Quand Araki parle de ses photographies de kinbaku dont il est le pionnier et le seigneur incontesté, il le distingue d’une part radicalement du bondage occidental, des créations de John Willlie, d’Eric Stanton et le sépare d’autre part du shibari. Là où le kinbaku magnifie la femme ou l’homme encordé, fait du ligotage le prélude à l’amour, à l’acte sexuel, les maîtres du shibari se focalisent aux yeux d’Araki sur des questions techniques de noeuds, de motifs, évacuant par là la tension érotique, le territoire de la jouissance. La femme encordée est une proie consentante comme le tout du réel est la proie d’un objectif prédateur. Araki établit une équivalence, une dérivation stricte entre photographie et kinbaku : comme les cordes, la photo met en boîte, immobilise, attache, ligote, crucifie ce qu’elle rapte. Elle a dès lors pour origine le kinbaku. Les femmes suspendues à un arbre ou à l’intérieur de maisons, les femmes-lampions humains, les femmes-tables à manger, les femmes-fleurs volantes, les écolières aux membres liés, à la merci de l’objectif, les nymphettes camisolées, à tresses et socquettes blanches, les lolitas qui cherchent leur Humbert Humbert nippon, les envoûtées du kinbaku aux visages impassibles, les geishas antiques, les nouvelles courtisanes, les explosées de l’empire des sens aspirent aux cieux du sexe, lesquels cieux passent par la musique des cordes. « Dans la femme, il y a le ciel et le mer » confiait Araki à Jérôme Sans (dans l’album Araki paru chez Taschen). Dans la femme, il y a ces deux trigrammes pris dans le devenir, en perpétuel processus comme le sont le yin et le yang.

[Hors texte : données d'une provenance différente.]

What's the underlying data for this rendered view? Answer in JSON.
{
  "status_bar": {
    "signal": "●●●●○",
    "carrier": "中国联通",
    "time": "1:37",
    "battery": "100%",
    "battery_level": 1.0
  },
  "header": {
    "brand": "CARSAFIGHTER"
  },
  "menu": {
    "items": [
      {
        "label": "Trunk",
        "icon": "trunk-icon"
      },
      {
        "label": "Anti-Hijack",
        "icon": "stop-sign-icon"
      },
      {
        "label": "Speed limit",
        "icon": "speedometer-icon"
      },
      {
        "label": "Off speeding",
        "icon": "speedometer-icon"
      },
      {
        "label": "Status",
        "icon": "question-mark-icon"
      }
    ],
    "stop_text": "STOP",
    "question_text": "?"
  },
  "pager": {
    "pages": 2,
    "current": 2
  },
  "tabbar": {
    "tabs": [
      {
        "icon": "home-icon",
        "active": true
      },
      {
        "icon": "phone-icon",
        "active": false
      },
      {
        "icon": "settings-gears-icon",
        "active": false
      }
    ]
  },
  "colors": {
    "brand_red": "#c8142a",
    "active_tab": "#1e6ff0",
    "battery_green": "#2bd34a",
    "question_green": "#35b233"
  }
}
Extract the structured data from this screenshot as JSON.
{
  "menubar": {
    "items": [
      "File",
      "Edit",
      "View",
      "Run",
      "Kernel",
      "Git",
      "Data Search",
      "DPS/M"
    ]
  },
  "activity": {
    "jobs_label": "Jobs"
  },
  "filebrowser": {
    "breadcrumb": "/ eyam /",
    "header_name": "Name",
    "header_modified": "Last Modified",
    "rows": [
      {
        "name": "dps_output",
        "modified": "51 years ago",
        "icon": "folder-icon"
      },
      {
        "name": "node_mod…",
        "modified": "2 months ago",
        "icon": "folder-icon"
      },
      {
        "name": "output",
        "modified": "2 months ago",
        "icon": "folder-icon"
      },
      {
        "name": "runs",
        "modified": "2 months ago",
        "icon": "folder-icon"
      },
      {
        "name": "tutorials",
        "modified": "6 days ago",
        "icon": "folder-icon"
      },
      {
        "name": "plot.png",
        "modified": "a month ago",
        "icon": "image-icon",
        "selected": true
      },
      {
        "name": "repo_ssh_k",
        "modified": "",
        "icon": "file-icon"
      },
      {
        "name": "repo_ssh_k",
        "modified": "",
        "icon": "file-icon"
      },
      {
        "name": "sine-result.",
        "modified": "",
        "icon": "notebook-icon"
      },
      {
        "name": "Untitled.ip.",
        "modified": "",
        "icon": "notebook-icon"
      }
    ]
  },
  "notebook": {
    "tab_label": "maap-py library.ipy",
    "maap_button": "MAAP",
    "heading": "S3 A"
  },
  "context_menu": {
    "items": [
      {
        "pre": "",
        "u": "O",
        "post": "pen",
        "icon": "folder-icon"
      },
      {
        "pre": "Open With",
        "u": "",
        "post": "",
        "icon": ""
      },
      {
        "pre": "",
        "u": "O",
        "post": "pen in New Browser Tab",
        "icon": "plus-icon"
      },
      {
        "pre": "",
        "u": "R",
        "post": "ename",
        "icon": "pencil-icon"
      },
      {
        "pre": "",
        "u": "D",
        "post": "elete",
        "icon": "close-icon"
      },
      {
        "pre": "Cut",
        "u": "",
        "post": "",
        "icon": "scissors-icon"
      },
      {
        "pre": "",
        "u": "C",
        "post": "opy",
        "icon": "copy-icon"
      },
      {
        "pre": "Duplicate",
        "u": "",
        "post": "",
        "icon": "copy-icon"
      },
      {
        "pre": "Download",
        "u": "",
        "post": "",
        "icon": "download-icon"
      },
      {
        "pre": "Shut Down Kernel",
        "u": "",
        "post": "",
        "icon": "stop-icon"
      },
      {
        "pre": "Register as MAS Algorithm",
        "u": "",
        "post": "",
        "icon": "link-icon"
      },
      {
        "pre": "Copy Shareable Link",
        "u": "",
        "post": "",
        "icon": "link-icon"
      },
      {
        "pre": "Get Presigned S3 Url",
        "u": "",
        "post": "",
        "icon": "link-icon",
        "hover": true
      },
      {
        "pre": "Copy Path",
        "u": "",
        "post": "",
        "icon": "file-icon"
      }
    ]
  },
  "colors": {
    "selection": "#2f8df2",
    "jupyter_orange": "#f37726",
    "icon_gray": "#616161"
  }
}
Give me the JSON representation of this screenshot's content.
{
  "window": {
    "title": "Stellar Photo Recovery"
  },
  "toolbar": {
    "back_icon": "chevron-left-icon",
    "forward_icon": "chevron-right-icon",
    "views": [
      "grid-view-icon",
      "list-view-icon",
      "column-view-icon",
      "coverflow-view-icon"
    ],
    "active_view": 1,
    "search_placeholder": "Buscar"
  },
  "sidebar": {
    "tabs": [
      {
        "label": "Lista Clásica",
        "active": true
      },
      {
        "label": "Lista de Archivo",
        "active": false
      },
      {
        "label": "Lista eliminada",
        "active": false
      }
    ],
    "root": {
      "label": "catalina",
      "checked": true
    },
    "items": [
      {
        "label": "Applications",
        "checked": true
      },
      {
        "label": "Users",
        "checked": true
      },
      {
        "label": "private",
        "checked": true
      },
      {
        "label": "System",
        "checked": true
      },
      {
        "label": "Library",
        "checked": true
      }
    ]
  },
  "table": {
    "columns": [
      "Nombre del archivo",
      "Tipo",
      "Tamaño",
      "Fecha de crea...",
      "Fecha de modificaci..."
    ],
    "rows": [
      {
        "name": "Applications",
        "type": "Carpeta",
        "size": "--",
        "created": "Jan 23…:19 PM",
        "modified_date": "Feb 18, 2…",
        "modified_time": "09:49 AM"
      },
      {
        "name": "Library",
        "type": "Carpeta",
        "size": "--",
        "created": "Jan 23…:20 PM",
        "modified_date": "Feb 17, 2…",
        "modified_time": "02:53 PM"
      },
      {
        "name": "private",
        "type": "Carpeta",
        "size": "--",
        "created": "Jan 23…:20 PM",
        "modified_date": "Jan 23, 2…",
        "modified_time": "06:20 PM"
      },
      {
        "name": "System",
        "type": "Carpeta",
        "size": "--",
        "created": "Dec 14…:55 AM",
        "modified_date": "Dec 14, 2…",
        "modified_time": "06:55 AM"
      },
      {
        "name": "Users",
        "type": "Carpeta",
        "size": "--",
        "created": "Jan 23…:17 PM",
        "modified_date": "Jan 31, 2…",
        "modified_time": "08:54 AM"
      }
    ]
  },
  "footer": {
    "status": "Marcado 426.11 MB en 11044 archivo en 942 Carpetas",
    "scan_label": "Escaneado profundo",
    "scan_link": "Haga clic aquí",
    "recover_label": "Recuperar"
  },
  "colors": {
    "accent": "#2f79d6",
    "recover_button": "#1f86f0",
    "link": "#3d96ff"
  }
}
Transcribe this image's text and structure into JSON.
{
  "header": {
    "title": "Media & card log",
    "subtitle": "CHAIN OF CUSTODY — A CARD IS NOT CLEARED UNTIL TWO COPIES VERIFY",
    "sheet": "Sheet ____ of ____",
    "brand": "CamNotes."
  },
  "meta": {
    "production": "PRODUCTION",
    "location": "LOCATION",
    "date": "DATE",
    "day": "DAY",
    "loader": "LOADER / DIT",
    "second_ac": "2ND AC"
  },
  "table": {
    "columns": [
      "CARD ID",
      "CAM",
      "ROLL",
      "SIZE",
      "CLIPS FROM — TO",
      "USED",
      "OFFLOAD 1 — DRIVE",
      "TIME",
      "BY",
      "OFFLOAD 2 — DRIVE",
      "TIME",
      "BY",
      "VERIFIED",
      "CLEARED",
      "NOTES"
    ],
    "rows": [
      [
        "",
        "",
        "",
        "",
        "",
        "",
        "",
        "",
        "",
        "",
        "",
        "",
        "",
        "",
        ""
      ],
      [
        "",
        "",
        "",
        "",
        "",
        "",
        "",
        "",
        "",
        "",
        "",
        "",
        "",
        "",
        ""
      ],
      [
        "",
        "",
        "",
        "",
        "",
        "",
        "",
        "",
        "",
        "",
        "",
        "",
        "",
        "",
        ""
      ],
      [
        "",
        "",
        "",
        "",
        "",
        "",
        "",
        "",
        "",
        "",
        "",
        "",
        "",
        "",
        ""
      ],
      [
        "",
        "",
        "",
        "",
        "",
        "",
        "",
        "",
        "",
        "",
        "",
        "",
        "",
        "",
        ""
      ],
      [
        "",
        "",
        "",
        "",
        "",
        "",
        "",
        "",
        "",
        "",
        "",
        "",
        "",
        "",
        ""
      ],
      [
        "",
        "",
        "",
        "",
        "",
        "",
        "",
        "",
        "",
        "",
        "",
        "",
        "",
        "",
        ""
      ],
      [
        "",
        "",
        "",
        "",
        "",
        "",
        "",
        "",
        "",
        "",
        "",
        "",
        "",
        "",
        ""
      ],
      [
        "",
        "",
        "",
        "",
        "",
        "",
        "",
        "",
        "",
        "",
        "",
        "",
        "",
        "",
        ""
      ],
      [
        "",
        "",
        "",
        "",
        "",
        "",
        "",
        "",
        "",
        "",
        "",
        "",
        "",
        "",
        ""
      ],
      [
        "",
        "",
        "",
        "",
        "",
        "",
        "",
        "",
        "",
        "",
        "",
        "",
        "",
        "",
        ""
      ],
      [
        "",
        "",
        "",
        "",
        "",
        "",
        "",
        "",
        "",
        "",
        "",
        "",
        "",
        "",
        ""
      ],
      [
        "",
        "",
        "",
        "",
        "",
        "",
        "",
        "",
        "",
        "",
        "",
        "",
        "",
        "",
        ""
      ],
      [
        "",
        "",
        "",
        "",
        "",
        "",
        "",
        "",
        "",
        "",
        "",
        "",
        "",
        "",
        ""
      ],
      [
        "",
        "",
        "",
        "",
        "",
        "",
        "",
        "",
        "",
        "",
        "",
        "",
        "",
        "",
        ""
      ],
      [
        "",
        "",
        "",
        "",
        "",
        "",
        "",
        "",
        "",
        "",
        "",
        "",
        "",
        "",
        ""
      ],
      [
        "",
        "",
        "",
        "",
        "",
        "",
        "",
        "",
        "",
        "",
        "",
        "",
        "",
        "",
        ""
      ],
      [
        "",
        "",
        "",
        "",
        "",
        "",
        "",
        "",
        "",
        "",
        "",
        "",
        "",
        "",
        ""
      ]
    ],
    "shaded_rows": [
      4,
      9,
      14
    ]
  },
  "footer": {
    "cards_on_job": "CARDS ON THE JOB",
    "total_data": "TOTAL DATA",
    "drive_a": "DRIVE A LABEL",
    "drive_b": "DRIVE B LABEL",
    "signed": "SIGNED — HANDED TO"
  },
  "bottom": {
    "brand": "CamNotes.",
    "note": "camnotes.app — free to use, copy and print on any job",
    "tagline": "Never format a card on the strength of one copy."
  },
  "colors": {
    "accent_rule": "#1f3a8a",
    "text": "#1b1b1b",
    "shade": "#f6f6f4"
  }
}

Dans les années 2000, Araki a croisé la photographie et la peinture, épandant de larges bandes de couleur, des aplats, des giclures spermatiques rouges, jaunes, vertes, bleues sur des photographies en noir et blanc, recouvrant parfois entièrement la photo sous un ouragan de teintes. Parfois, c’est la calligraphie à l’encre noire qui redouble les clichés, déstructurant le figé de la composition, apportant une touche de folie destroy à la cérémonie des corps contraints. Un jeu d’intertextualités se met en place par le détournement de textes littéraires, de préceptes bouddhistes. L’harmonie de la construction bascule dans l’excès, dans la violence de l’action painting. Le mariage de la peinture et de la photographie génère un dynamisme qui emporte l’image dans le cinétique.

8
© Exposition Araki, musée Guimet

Le Japon ancien croise le Japon moderne, les anciennes divinités shintos réapparaissent sous la forme d’animaux en plastique, de divinités animalières préhistoriques. Les dinosaures sur le ventre d’Araki, à côté des femmes encordées, nues ou en kimono, aux côtés du chat Chiro sont autant de kamis, d’esprits qui peuplent l’image et figurent les doubles miniatures, les démons d’Araki. Les kamis rôdent partout, dans les bordels du monde flottant de la nuit, entre les jambes d’une femme savourant un cunnilingus ichtyen, dans les pistils de fleurs à l’érotisme radioactif, entre les tombes muettes. Fidèle à l’argentique, n’utilisant jamais le numérique, Araki construit depuis quelques années, depuis sa maladie, son propre tombeau, un tombeau qui, loin de n’être qu’individuel, est transpersonnel, collectif. Le tombeau d’Araki se diffuse dans un tombeau tokyoïte et se décline dans la série testamentaire « Tokyo tombeau » qui clôt le livre. Dans ce geste mortuaire, Araki décrit comment il photographie déjà depuis l’au-delà, depuis les cieux, juché dans un espace-temps qui n’appartient déjà plus à l’existence des grands vivants. C’est de sa propre mort qu’il ramène les photographies qui composent « Tokyo tombeau ». Samouraï de l’érotisme, gardien des pulsations de la vie, l’artiste tient depuis cinq décennies le journal de bord du Tokyo diurne, du Tokyo de la nuit, des folles dérives charnelles, de la percée de l’aube. Il offre l’équivalent visuel de La Mer aux arbres morts, des Mille ans de plaisir de Kenji Nakagami avec qui il a collaboré dans le cadre du projet à quatre mains, Contes de Séoul. Sans le regard d’Araki qui a réalisé l’odyssée des instants qui passent, le monde risque de retourner en poussière.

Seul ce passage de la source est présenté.